Grappling With an Old Enemy
While value-conscious investors were able to put bloody scenes of London out of their heads by the market's close, the long-term impact on an already fragile world economy of Thursday's terror attacks remains an open question.
Like other major stock proxies, the Dow Jones Industrial Average swooned at the open, losing nearly 100 points as money flowed into safe-haven assets like Treasuries, gold and the Swiss franc. The 10-year Treasury added more than a point before stocks opened in New York, while oil plunged on worries about tourism.
Yet the major indices managed to scrape back into positive territory as bonds' gains faded. The Dow finished up 20.74 points, or 0.2%, to 10,291.42. The S&P 500, which traded as low as 1167 before the market's open, finished at 1196.83, up 1.89 points, or 0.3%. The Nasdaq Composite rose 5.96 points, or 0.29%, to 2074.61.
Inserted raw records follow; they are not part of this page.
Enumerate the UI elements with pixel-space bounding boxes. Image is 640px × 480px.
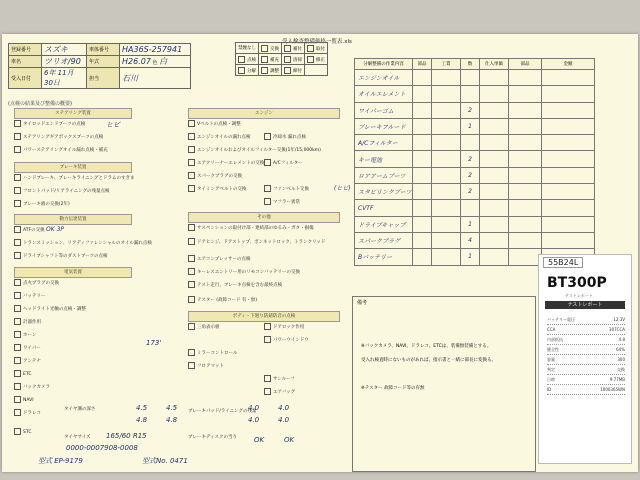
check-item: キーレスエントリー用のリモコンバッテリーの交換 — [188, 268, 300, 275]
table-row: A/Cフィルター — [355, 135, 595, 151]
flag-cell: 禁煙なし — [236, 43, 259, 54]
receipt-line: 健全性 64% — [547, 347, 625, 355]
check-item: Vベルトの点検・調整 — [188, 120, 241, 127]
check-item: ブレーキ液の交換(2年) — [14, 200, 70, 207]
group-other: その他 — [188, 212, 340, 223]
flag-cell: 補充 — [259, 54, 282, 65]
check-item: A/Cフィルター — [264, 159, 303, 166]
check-item: テスト走行、ブレーキ点検を含む最終点検 — [188, 281, 282, 288]
flag-table — [235, 42, 328, 76]
check-item: エアバッグ — [264, 388, 295, 395]
remarks-line: ※テスター 故障コード等の有無 — [361, 386, 425, 391]
battery-test-receipt — [538, 254, 632, 464]
pad-front-right: 4.0 — [278, 404, 290, 412]
check-item: スパークプラグの交換 — [188, 172, 242, 179]
receipt-line: 内部抵抗 4.8 — [547, 337, 625, 345]
handwritten-note: ヒビ — [106, 121, 120, 129]
pad-front-left: 4.0 — [248, 404, 260, 412]
check-item: マフラー異常 — [264, 198, 300, 205]
table-row: ドライブキャップ 1 — [355, 216, 595, 232]
check-item: STC — [14, 428, 31, 435]
disc-rear: OK — [284, 436, 295, 444]
flag-cell: 補付 — [282, 43, 305, 54]
remarks-line: ※バックカメラ、NAVI、ドラレコ、ETCは、装備無装備とする。 — [361, 344, 492, 349]
check-item: ドアロック作用 — [264, 323, 304, 330]
receipt-line: バッテリー電圧 12.3V — [547, 317, 625, 325]
table-row: スタビリンクブーツ 2 — [355, 184, 595, 200]
flag-cell: 修正 — [305, 54, 328, 65]
flag-cell — [305, 65, 328, 76]
receipt-line: 容量 300 — [547, 357, 625, 365]
check-item: ドライブシャフト等のダストブーツの点検 — [14, 252, 108, 259]
pad-rear-right: 4.0 — [278, 416, 290, 424]
registration-value: スズキ — [42, 44, 87, 56]
flag-cell: 調整 — [259, 65, 282, 76]
check-item: エアコンプレッサーの点検 — [188, 255, 251, 262]
sheet-title: 受入検査整備価格一覧表.xls — [282, 39, 352, 45]
disc-front: OK — [254, 436, 265, 444]
table-row: ブレーキフルード 1 — [355, 118, 595, 134]
bottom-note: 0000-0007908-0008 — [66, 444, 138, 452]
group-electrical: 電気装置 — [14, 267, 132, 278]
group-brake: ブレーキ装置 — [14, 162, 132, 173]
row-note: (ヒビ) — [334, 185, 351, 192]
check-item: ヘッドライト光軸の点検・調整 — [14, 305, 86, 312]
check-item: ATFの交換 OK 3P — [14, 226, 64, 233]
check-item: フロントパッド/リアライニングの残量点検 — [14, 187, 110, 194]
check-item: テスター (故障コード 有・無) — [188, 296, 257, 303]
flag-cell: 取付 — [305, 43, 328, 54]
receipt-line: 日時 9.77MB — [547, 377, 625, 385]
flag-cell: 締付 — [282, 65, 305, 76]
staff-value: 石川 — [120, 68, 191, 89]
table-row: スパークプラグ 4 — [355, 232, 595, 248]
chassis-value: HA36S-257941 — [120, 44, 191, 56]
check-item: タイミングベルトの交換 — [188, 185, 246, 192]
check-item: エンジンオイルの漏れ点検 — [188, 133, 251, 140]
check-item: 点火プラグの交換 — [14, 279, 59, 286]
check-item: エンジンオイルおよびオイルフィルター交換(1年/15,000km) — [188, 146, 321, 153]
group-steering: ステアリング装置 — [14, 108, 132, 119]
column-header: 分解整備の作業内容 — [355, 59, 413, 70]
year-label: 年式 — [87, 56, 120, 68]
check-item: ハンドブレーキ、ブレーキライニングとドラムのすきま — [14, 174, 134, 181]
flag-cell: 点検 — [236, 54, 259, 65]
tire-rear-left: 4.8 — [136, 416, 148, 424]
model-value: ツリオ/90 — [42, 56, 87, 68]
check-item: 冷却水 漏れ点検 — [264, 133, 306, 140]
vehicle-info-table — [8, 43, 191, 89]
check-item: タイロッドエンドブーツの点検 — [14, 120, 85, 127]
flag-cell: 清掃 — [282, 54, 305, 65]
check-item: ドラレコ — [14, 409, 41, 416]
check-item: ドアヒンジ、ドアストップ、ボンネットロック、トランクリッド — [188, 238, 325, 245]
disc-label: ブレーキディスクの当り — [188, 435, 237, 440]
column-header: 部品 — [509, 59, 542, 70]
table-row: ワイパーゴム 2 — [355, 102, 595, 118]
check-item: サンルーフ — [264, 375, 295, 382]
check-item: バッテリー — [14, 292, 46, 299]
check-item: ミラーコントロール — [188, 349, 237, 356]
tire-rear-right: 4.8 — [166, 416, 178, 424]
tester-model: BT300P — [547, 275, 607, 291]
group-drivetrain: 動力伝達装置 — [14, 214, 132, 225]
check-item: 三角表示板 — [188, 323, 220, 330]
pad-label: ブレーキパッド/ライニングの残量 — [188, 409, 257, 414]
receipt-line: ID 1000365WN — [547, 387, 625, 395]
table-row: Bバッテリー 1 — [355, 249, 595, 265]
tire-depth-label: タイヤ溝の深さ — [64, 407, 96, 412]
table-row: オイルエレメント — [355, 86, 595, 102]
check-item: パワーウインドウ — [264, 336, 309, 343]
flag-cell: 交換 — [259, 43, 282, 54]
receipt-line: CCA 307CCA — [547, 327, 625, 335]
checklist-heading: (点検の結果及び整備の概要) — [8, 101, 72, 107]
work-table — [354, 58, 595, 266]
receipt-line: 判定 交換 — [547, 367, 625, 375]
group-body: ボディ・下廻り防錆防音の点検 — [188, 311, 340, 322]
remarks-box — [352, 296, 536, 472]
column-header: 部品 — [413, 59, 432, 70]
remarks-line: 受入れ検査時にないものがあれば、指示書と一緒に部長に変換る。 — [361, 358, 496, 363]
flag-cell: 分解 — [236, 65, 259, 76]
check-item: サスペンションの取付け部・連結部のゆるみ・ガタ・損傷 — [188, 224, 314, 231]
check-item: 計器作用 — [14, 318, 41, 325]
battery-code: 55B24L — [543, 257, 583, 268]
check-item: フロアマット — [188, 362, 224, 369]
check-item: ステアリングギアボックスブーツの点検 — [14, 133, 103, 140]
tire-front-left: 4.5 — [136, 404, 148, 412]
column-header: 数 — [461, 59, 480, 70]
table-row: CVTF — [355, 200, 595, 216]
handwritten-note: 173' — [146, 339, 162, 347]
registration-label: 登録番号 — [9, 44, 42, 56]
check-item: アンテナ — [14, 357, 41, 364]
table-row: キー電池 2 — [355, 151, 595, 167]
staff-label: 担当 — [87, 68, 120, 89]
pad-rear-left: 4.0 — [248, 416, 260, 424]
column-header: 工賃 — [432, 59, 461, 70]
tire-size-value: 165/60 R15 — [106, 432, 147, 440]
check-item: トランスミッション、リアディファレンシャルのオイル漏れ点検 — [14, 239, 152, 246]
check-item: エアクリーナーエレメントの交換 — [188, 159, 264, 166]
model-label: 車名 — [9, 56, 42, 68]
check-item: パワーステアリングオイル漏れ点検・補充 — [14, 146, 108, 153]
column-header: 金額 — [542, 59, 595, 70]
table-row: エンジンオイル — [355, 70, 595, 86]
remarks-title: 備考 — [357, 300, 368, 306]
check-item: ETC — [14, 370, 31, 377]
check-item: バックカメラ — [14, 383, 50, 390]
year-value: H26.07 色 白 — [120, 56, 191, 68]
receipt-subtitle: テストレポート — [565, 293, 593, 298]
bottom-note: 型式No. 0471 — [142, 457, 188, 465]
check-item: NAVI — [14, 396, 34, 403]
receipt-banner: テストレポート — [545, 301, 625, 309]
date-value: 6年 11月 30日 — [42, 68, 87, 89]
table-row: ロアアームブーツ 2 — [355, 167, 595, 183]
column-header: 仕入単価 — [480, 59, 509, 70]
bottom-note: 型式 EP-9179 — [38, 457, 83, 465]
date-label: 受入日付 — [9, 68, 42, 89]
tire-front-right: 4.5 — [166, 404, 178, 412]
check-item: ファンベルト交換 — [264, 185, 309, 192]
check-item: ワイパー — [14, 344, 41, 351]
tire-size-label: タイヤサイズ — [64, 435, 91, 440]
check-item: ホーン — [14, 331, 36, 338]
group-engine: エンジン — [188, 108, 340, 119]
chassis-label: 車体番号 — [87, 44, 120, 56]
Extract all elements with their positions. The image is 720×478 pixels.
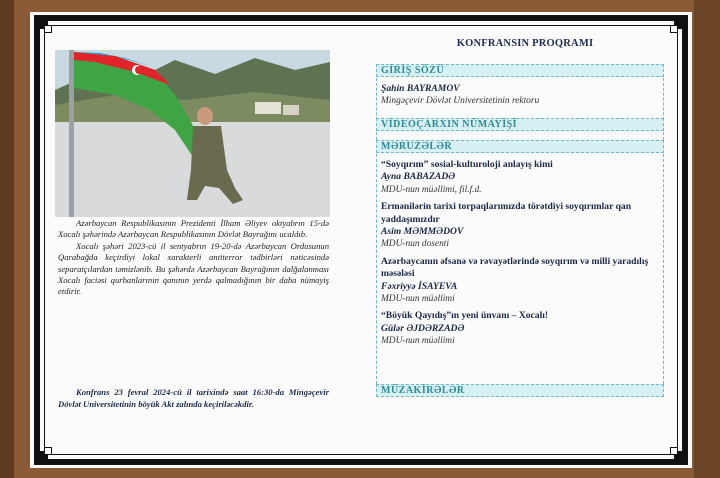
photo-caption	[58, 218, 329, 298]
report-author: Ayna BABAZADƏ	[381, 171, 456, 183]
photo-person-head	[197, 107, 213, 125]
opening-speaker-name: Şahin BAYRAMOV	[381, 83, 460, 94]
photo-illustration	[55, 50, 330, 217]
report-author-role: MDU-nun müəllimi	[381, 336, 455, 347]
opening-speaker-role: Mingəçevir Dövlət Universitetinin rektoru	[381, 96, 540, 107]
report-title: Ermənilərin tarixi torpaqlarımızda törətdiyi soyqırımlar qan yaddaşımızdır	[381, 201, 632, 225]
photo-building	[255, 102, 281, 114]
report-item	[381, 201, 659, 251]
frame-corner-square	[670, 25, 678, 33]
report-author-role: MDU-nun müəllimi, fil.f.d.	[381, 184, 482, 195]
photo-flagpole	[69, 50, 74, 217]
reports-block	[376, 154, 664, 384]
report-title: “Soyqırım” sosial-kulturoloji anlayış kimi	[381, 159, 553, 170]
report-author: Fəxriyyə İSAYEVA	[381, 280, 458, 292]
section-header-discussion: MÜZAKİRƏLƏR	[376, 384, 664, 397]
section-header-reports: MƏRUZƏLƏR	[376, 140, 664, 153]
frame-corner-square	[44, 447, 52, 455]
report-item	[381, 256, 659, 306]
conference-date-note: Konfrans 23 fevral 2024-cü il tarixində saat 16:30-da Mingəçevir Dövlət Universitetinin böyük Akt zalında keçiriləcəkdir.	[58, 387, 329, 409]
photo-flag-crescent-cut	[135, 66, 143, 74]
report-title: Azərbaycanın əfsanə və rəvayətlərində soyqırım və milli yaradılış məsələsi	[381, 255, 649, 280]
photo-building	[283, 105, 299, 115]
report-author: Asim MƏMMƏDOV	[381, 226, 464, 238]
background-right-edge	[694, 0, 720, 478]
frame-corner-square	[44, 25, 52, 33]
caption-paragraph-2: Xocalı şəhəri 2023-cü il sentyabrın 19-20-də Azərbaycan Ordusunun Qarabağda keçirdiyi lokal xarakterli antiterror tədbirləri nəticəsində separatçılardan təmizlənib. Bu şəhərdə Azərbaycan Bayrağının dalğalanması Xocalı faciəsi qurbanlarının qanının yerdə qalmadığının bir daha nümayiş etdirir.	[58, 240, 329, 297]
caption-paragraph-1: Azərbaycan Respublikasının Prezidenti İlham Əliyev oktyabrın 15-də Xocalı şəhərində Azərbaycan Respublikasının Dövlət Bayrağını ucaldıb.	[58, 218, 329, 240]
report-item	[381, 310, 659, 347]
brochure-page	[30, 12, 692, 468]
program-title: KONFRANSIN PROQRAMI	[456, 38, 594, 49]
background-left-edge	[0, 0, 14, 478]
flag-raising-photo	[55, 50, 330, 217]
report-item	[381, 159, 659, 196]
report-title: “Böyük Qayıdış”ın yeni ünvanı – Xocalı!	[381, 310, 549, 322]
frame-corner-square	[670, 447, 678, 455]
section-header-opening: GİRİŞ SÖZÜ	[376, 64, 664, 77]
report-author-role: MDU-nun dosenti	[381, 239, 449, 250]
report-author-role: MDU-nun müəllimi	[381, 294, 455, 305]
report-author: Gülər ƏJDƏRZADƏ	[381, 322, 465, 334]
video-block	[376, 132, 664, 140]
section-header-video: VİDEOÇARXIN NÜMAYİŞİ	[376, 118, 664, 131]
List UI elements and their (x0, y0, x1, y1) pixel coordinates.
Pundits chalked up the rebound to resignation among investors that terrorism isn't going away."The risk premium linked to terrorism has been there lurking beneath the surface," says Owen Fitzpatrick, head of U.S. equity trading at Deutsche Bank. "The first real surprise was 9/11, but we've been living with it, and there's been some adjustment to it." Still, the action in oil and a handful of airline and hospitality stocks suggests not everyone is convinced Thursday's impact won't be greater. Delta (DAL), AMR (AMR), Starwood (HOT) and Hilton (HLT) all ended lower, while oil shed 55 cents to $60.73. Evaluating the impact of events such as the London bombings on the economy and markets is always tricky. On a short-term basis, stocks fall, according to Standard & Poor's chief investment strategist Sam Stovall. Studying the aftermath of market shocks in U.S. history -- Pearl Harbor, the Cuban missile crisis, the Kennedy assassination, Iraq's invasion of Kuwait, and 9/11 -- Stovall found that the market usually experiences heavy selling for about five trading days, with average price declines of about 6%.